与党・セヌリ党では、1月7日の党最高委員会で元裕哲(ウォン・ユチョル)院内代表が「北朝鮮の恐怖と破滅の核に対抗し、我々も自衛権のレベルで平和の核を持つときが来たと判断している。我々の安全保障は誰も守れない」と発言するなど、党幹部から核保有や核開発を求める発言が相次いだ。
保守系の最大手紙・朝鮮日報も「核武装論」を展開した。ベテラン記者の金大中顧問は「我々はなぜ核の決断をできないのか」というコラムで「核武装に関する論議から始めよう。避けられないなら(朝鮮半島)非核化宣言の破棄と、核不拡散条約(NPT)脱退も覚悟しよう。それに伴うどんな不利益も受け入れる意思があることを国内外に宣言しよう(中略)。北朝鮮のどのような挑発にも、何倍の報復攻撃を加える姿勢を公言しなければならない」と述べた。
■原子力開発への「不公平感」
北朝鮮への対抗手段としての核武装は、朝鮮日報だけでなく韓国の保守強硬派が以前から言及していた。「貿易依存度が85%に達する韓国は、対外経済依存度が極端に低い北朝鮮や、莫大な原油埋蔵量を持つイランとは事情がまったく異なる。韓国が核武装を口に出した瞬間、外国人投資家は離れ、株価など経済指標が暴落することを国民や企業は受け入れられるのか」(『新東亜』2011年3月号)という反論もある。

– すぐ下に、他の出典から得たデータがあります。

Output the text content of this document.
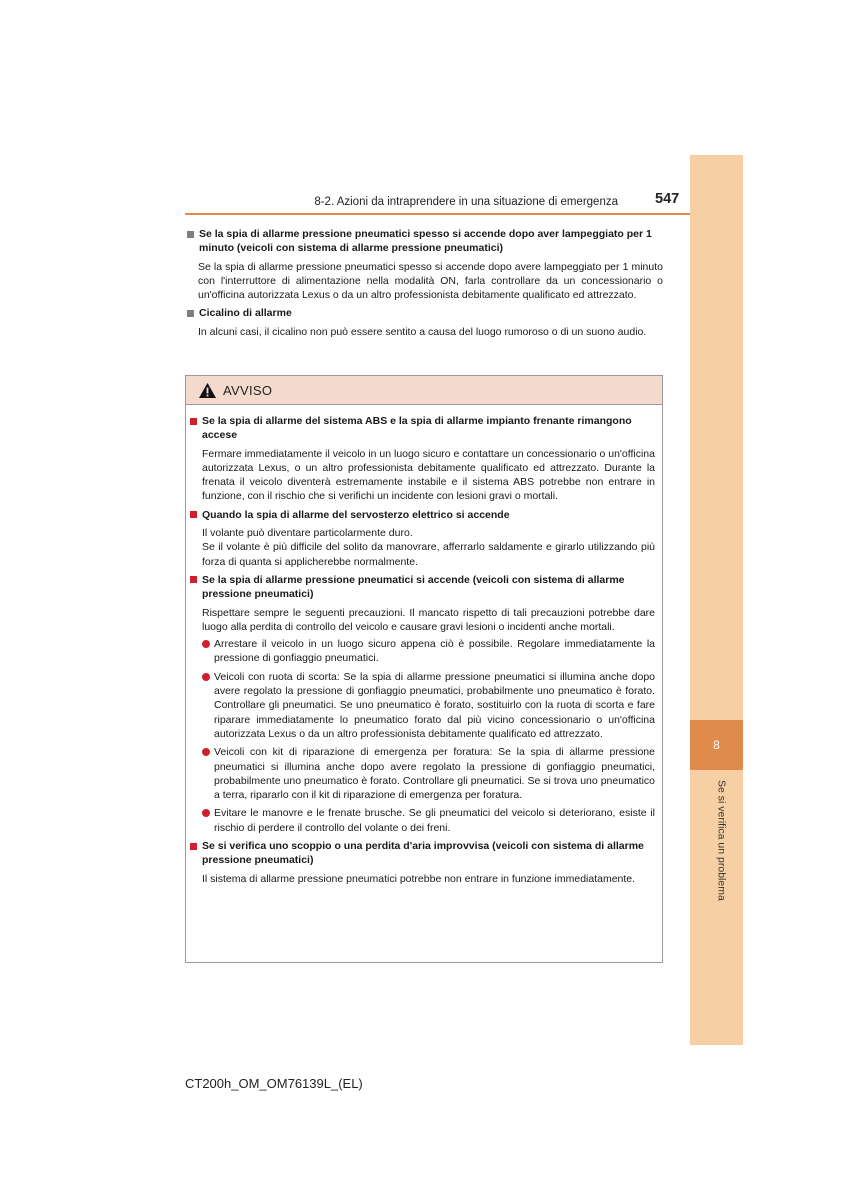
8
Se si verifica un problema
8-2. Azioni da intraprendere in una situazione di emergenza	547
Se la spia di allarme pressione pneumatici spesso si accende dopo aver lampeggiato per 1 minuto (veicoli con sistema di allarme pressione pneumatici)
Se la spia di allarme pressione pneumatici spesso si accende dopo avere lampeggiato per 1 minuto con l'interruttore di alimentazione nella modalità ON, farla controllare da un concessionario o un'officina autorizzata Lexus o da un altro professionista debitamente qualificato ed attrezzato.
Cicalino di allarme
In alcuni casi, il cicalino non può essere sentito a causa del luogo rumoroso o di un suono audio.
AVVISO
Se la spia di allarme del sistema ABS e la spia di allarme impianto frenante rimangono accese
Fermare immediatamente il veicolo in un luogo sicuro e contattare un concessionario o un'officina autorizzata Lexus, o un altro professionista debitamente qualificato ed attrezzato. Durante la frenata il veicolo diventerà estremamente instabile e il sistema ABS potrebbe non entrare in funzione, con il rischio che si verifichi un incidente con lesioni gravi o mortali.
Quando la spia di allarme del servosterzo elettrico si accende
Il volante può diventare particolarmente duro.
Se il volante è più difficile del solito da manovrare, afferrarlo saldamente e girarlo utilizzando più forza di quanta si applicherebbe normalmente.
Se la spia di allarme pressione pneumatici si accende (veicoli con sistema di allarme pressione pneumatici)
Rispettare sempre le seguenti precauzioni. Il mancato rispetto di tali precauzioni potrebbe dare luogo alla perdita di controllo del veicolo e causare gravi lesioni o incidenti anche mortali.
Arrestare il veicolo in un luogo sicuro appena ciò è possibile. Regolare immediatamente la pressione di gonfiaggio pneumatici.
Veicoli con ruota di scorta: Se la spia di allarme pressione pneumatici si illumina anche dopo avere regolato la pressione di gonfiaggio pneumatici, probabilmente uno pneumatico è forato. Controllare gli pneumatici. Se uno pneumatico è forato, sostituirlo con la ruota di scorta e fare riparare immediatamente lo pneumatico forato dal più vicino concessionario o un'officina autorizzata Lexus o da un altro professionista debitamente qualificato ed attrezzato.
Veicoli con kit di riparazione di emergenza per foratura: Se la spia di allarme pressione pneumatici si illumina anche dopo avere regolato la pressione di gonfiaggio pneumatici, probabilmente uno pneumatico è forato. Controllare gli pneumatici. Se si trova uno pneumatico a terra, ripararlo con il kit di riparazione di emergenza per foratura.
Evitare le manovre e le frenate brusche. Se gli pneumatici del veicolo si deteriorano, esiste il rischio di perdere il controllo del volante o dei freni.
Se si verifica uno scoppio o una perdita d'aria improvvisa (veicoli con sistema di allarme pressione pneumatici)
Il sistema di allarme pressione pneumatici potrebbe non entrare in funzione immediatamente.
CT200h_OM_OM76139L_(EL)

核武装論が台頭する現実的な背景として、核燃料の再処理を巡る「地位向上」の悲願がある。
日本がアメリカとの原子力協定で、使用済み核燃料の再処理によるプルトニウム抽出を認められているのに対し、韓国は軍事政権時代に独自の核開発を目指した経緯もあり、1974年に発効した米韓原子力協定で再処理を禁じられた。
2015年の米韓協定改定で初めて、実験用低濃縮ウランの開発に道が開かれたが、原発由来のプルトニウムを大量保有する日本に「なぜ同じ同盟国の日本はよくて、韓国はだめなのか」という主張は以前からあった。
朝鮮日報の別の論説委員はコラムで、NPT体制下での核開発は、インドでもパキスタンでもイスラエルでもなく、日本をモデルにすべきだと主張した。
核カードは、核武装を始めるのではなく、相手が核を持てば自分も持てるという能力を信じさせることだ。この点で参考になるモデルが日本だ。日本は発電用の名目でプルトニウムを47.8トン保有している。核爆弾6000発を製造できる量だ。日本当局者は核武装を主張したことはない。(中略)
日本は今、韓国の核武装論に注目している。彼らの関心は2年後、30年の期限を迎える日米原子力協定と関係がある。韓国の核武装論は、日本と韓国の『核の主権の公平性』に及ばざるをえない。静かにしていれば自動延長される特権が、韓国の核武装論で吹き飛ぶことを恐れている。我々が核の主権を得る仮定で、逆に活用できる部分だ
中国への経済的依存度を強める韓国で、アメリカの「核の傘」への不信感が高まっていることも要因の一つとみられる。鄭成長・世宗研究所統一戦略研究室長は韓国日報に対し「韓国が、アメリカの核の傘や戦術核兵器に全面的に依存していると、韓国の外交的自立度が狭まり、現在のように、中国との関係が悪化する」と述べている。